„Good Morning Auroville“ – Eine Buchbesprechung

Ein Bildband von David Klammer

Sonja Lohr

Die “Stadt der Morgenröte“– ein weit ausgedehnter Ort, an dem mehr als 3.400 Menschen aus über 50 Ländern in einer spirituellen Gemeinschaft leben, und ein real existierendes Utopia. 

Neubeginn. Aufbruch ins Ungewisse voller Hoffnung, das Leben besser, friedlicher und menschlicher zu gestalten. Seit Urzeiten eine tiefe Sehnsucht der Menschen. Utopie – von griechisch topos: Ort – ist der Nicht-Ort, ein Gegenentwurf menschlichen Zusammenlebens. Ist es möglich, einen Ort gelebter Utopie zu erschaffen? Die Vision des Noch-nicht-Gelebten Wirklichkeit werden zu lassen, ohne sich zu verlieren im allzu menschlichen Miteinander, in der ewigen Auseinandersetzung von Richtig und Falsch, von Gut und Böse in uns?

Dieses Buch ist eine Annäherung an das Wesen der Utopie und an diesen real existierenden Ort gelebter Utopie. Ein breiter, unaufgeregter Strom von Bildern und Portraits zeigt das Leben und die Menschen, die diese Gemeinschaft ausmachen. Ich tauche ein in die Wünsche, Zweifel, Geschenke und Widersprüchlichkeiten, die Auroville ausmachen.

Als „Labor für Evolution“ und „Versuchsort für eine menschliche Einheit“ wurde Auroville vor 50 Jahren von Mira Alfassa, der charismatischen „Mutter“, im Sinne ihres verstorbenen Weggefährten Sri Aurobindo gegründet.

Es ist ein weitläufiger Ort, der aus vielen kleinen Gemeinschaften besteht, in denen gelebt, gelernt und gelehrt wird. Für die vielen Tausend Besuchenden aus aller Welt gibt es hier unzählige Angebote der Selbsterfahrung und Bewusstseinserweiterung.

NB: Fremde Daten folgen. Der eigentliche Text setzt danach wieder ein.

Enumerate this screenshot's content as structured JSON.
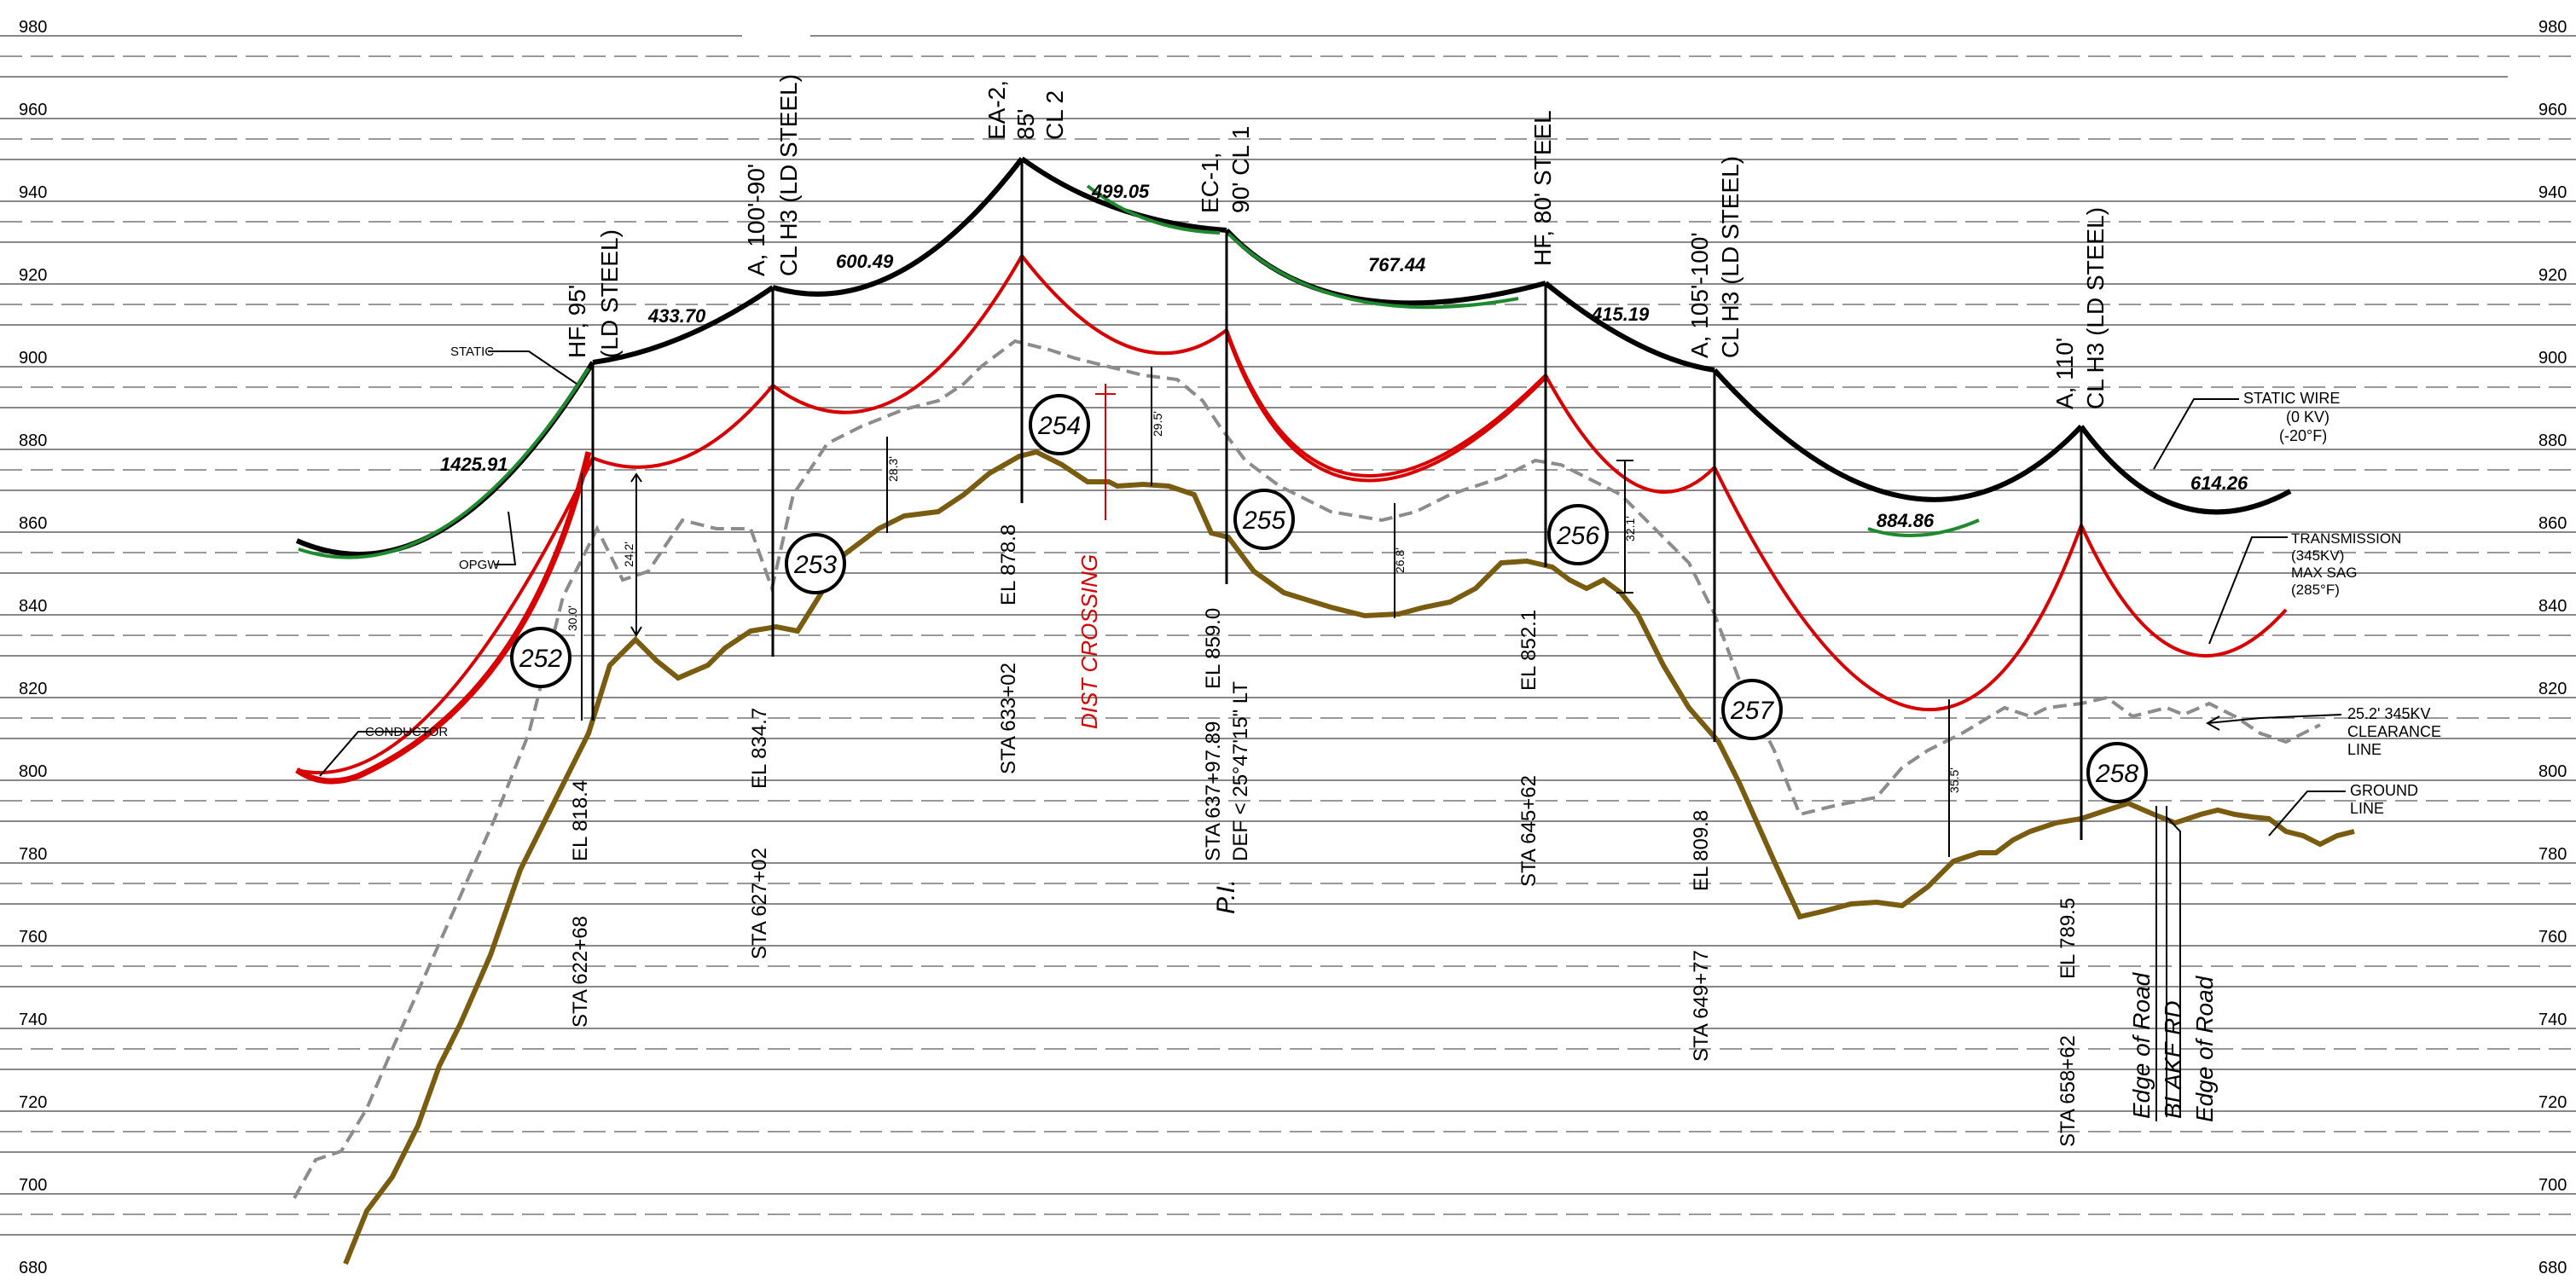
{
  "elevation_ticks": [
    "980",
    "960",
    "940",
    "920",
    "900",
    "880",
    "860",
    "840",
    "820",
    "800",
    "780",
    "760",
    "740",
    "720",
    "700",
    "680"
  ],
  "structures": [
    {
      "id": "252",
      "type": [
        "HF, 95'",
        "(LD STEEL)"
      ],
      "elevation": "EL 818.4",
      "station": "STA 622+68"
    },
    {
      "id": "253",
      "type": [
        "A, 100'-90'",
        "CL H3 (LD STEEL)"
      ],
      "elevation": "EL 834.7",
      "station": "STA 627+02"
    },
    {
      "id": "254",
      "type": [
        "EA-2,",
        "85'",
        "CL 2"
      ],
      "elevation": "EL 878.8",
      "station": "STA 633+02"
    },
    {
      "id": "255",
      "type": [
        "EC-1,",
        "90' CL 1"
      ],
      "elevation": "EL 859.0",
      "station": "STA 637+97.89",
      "deflection": "DEF < 25°47'15\" LT",
      "pi_label": "P.I."
    },
    {
      "id": "256",
      "type": [
        "HF, 80' STEEL"
      ],
      "elevation": "EL 852.1",
      "station": "STA 645+62"
    },
    {
      "id": "257",
      "type": [
        "A, 105'-100'",
        "CL H3 (LD STEEL)"
      ],
      "elevation": "EL 809.8",
      "station": "STA 649+77"
    },
    {
      "id": "258",
      "type": [
        "A, 110'",
        "CL H3 (LD STEEL)"
      ],
      "elevation": "EL 789.5",
      "station": "STA 658+62"
    }
  ],
  "span_lengths": [
    "1425.91",
    "433.70",
    "600.49",
    "499.05",
    "767.44",
    "415.19",
    "884.86",
    "614.26"
  ],
  "clearances": [
    "30.0'",
    "24.2'",
    "28.3'",
    "29.5'",
    "26.8'",
    "32.1'",
    "35.5'"
  ],
  "crossing_label": "DIST CROSSING",
  "road_labels": [
    "Edge of Road",
    "BLAKE RD",
    "Edge of Road"
  ],
  "legend": {
    "static": "STATIC",
    "opgw": "OPGW",
    "conductor": "CONDUCTOR",
    "static_wire": [
      "STATIC WIRE",
      "(0 KV)",
      "(-20°F)"
    ],
    "transmission": [
      "TRANSMISSION",
      "(345KV)",
      "MAX SAG",
      "(285°F)"
    ],
    "clearance_line": [
      "25.2' 345KV",
      "CLEARANCE",
      "LINE"
    ],
    "ground_line": [
      "GROUND",
      "LINE"
    ]
  },
  "colors": {
    "static_wire": "#000000",
    "opgw": "#1e8a2e",
    "conductor": "#d80000",
    "clearance": "#8c8c8c",
    "ground": "#7a5c10",
    "grid": "#888888"
  }
}
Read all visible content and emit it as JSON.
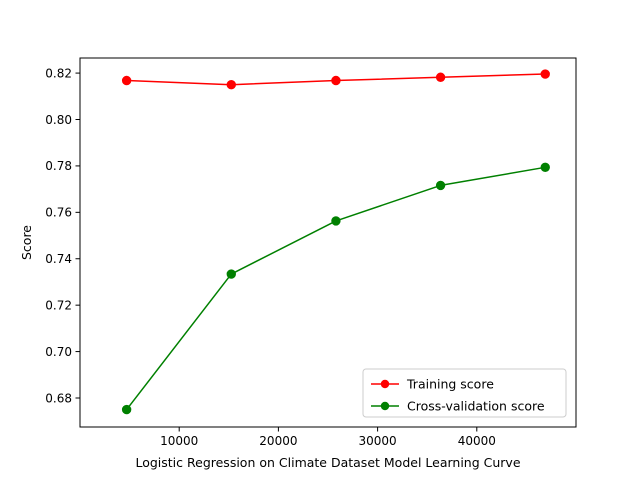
{
  "chart_data": {
    "type": "line",
    "title": "",
    "xlabel": "Logistic Regression on Climate Dataset Model Learning Curve",
    "ylabel": "Score",
    "xlim": [
      0,
      50000
    ],
    "ylim": [
      0.6675,
      0.8265
    ],
    "x_ticks": [
      10000,
      20000,
      30000,
      40000
    ],
    "x_tick_labels": [
      "10000",
      "20000",
      "30000",
      "40000"
    ],
    "y_ticks": [
      0.68,
      0.7,
      0.72,
      0.74,
      0.76,
      0.78,
      0.8,
      0.82
    ],
    "y_tick_labels": [
      "0.68",
      "0.70",
      "0.72",
      "0.74",
      "0.76",
      "0.78",
      "0.80",
      "0.82"
    ],
    "grid": false,
    "legend_position": "lower-right",
    "x": [
      4700,
      15250,
      25800,
      36350,
      46900
    ],
    "series": [
      {
        "name": "Training score",
        "color": "#ff0000",
        "marker": "circle",
        "values": [
          0.8168,
          0.815,
          0.8168,
          0.8182,
          0.8196
        ]
      },
      {
        "name": "Cross-validation score",
        "color": "#008000",
        "marker": "circle",
        "values": [
          0.675,
          0.7334,
          0.7563,
          0.7716,
          0.7794
        ]
      }
    ]
  }
}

Und so kommen Reisende, Neugierige und Suchende, in der Hoffnung, Heilung und spirituelle Heimat zu finden.

Viele der Fragen, was diese Gemeinschaft ausmacht, welche Strukturen sie hat, wie sich aus all diesen kleinen Inseln ein Ganzes gestaltet, bleiben offen.

Offen wie dieser Ort, der viele Eingänge und keine Zäune hat und ungeschützt inmitten aller menschlichen Wirklichkeit besteht.

Und eben auch gerade aus dieser menschlichen Vielfalt entsteht: Die Bilder von David Klammer fangen Menschen und Momente ein und zeigen einfache, pure Strohhütten, Hängematten im Südseecharme, pompöse, futuristische Architektur, gemeinsame Lichtrituale und ganz eigene, persönliche Augenblicke. Die einzelnen Portraits der Bewohnerinnen und Bewohner von Auroville erlauben nahe Blicke in die Gesichter und Geschichten.

So ergibt sich ein zutiefst ehrliches Kaleidoskop, das in Bildern und Worten die Herausforderungen und den Wert einer gelebten Gemeinschaft aufzeigt.

Wie viel Kraft und Liebe braucht es, ein menschliches Utopia zu gestalten?

 „Du musst sehr hart arbeiten, um diesen Platz wirklich werden zu lassen“, sagt Inge, eine Bewohnerin.

Und Kalsang meint: „Es geht nicht um den Ort, es geht um Dich.“

Auf die Frage, was Auroville ist, ist vielleicht genau das die Antwort.

Sonja Lohr ist Diplom-Sozialpädagogin, leitet Projekte zur „GefühlsBildung“ an Schulen und eröffnet „SpürRäume im Zauber des Wir“ in Seminaren.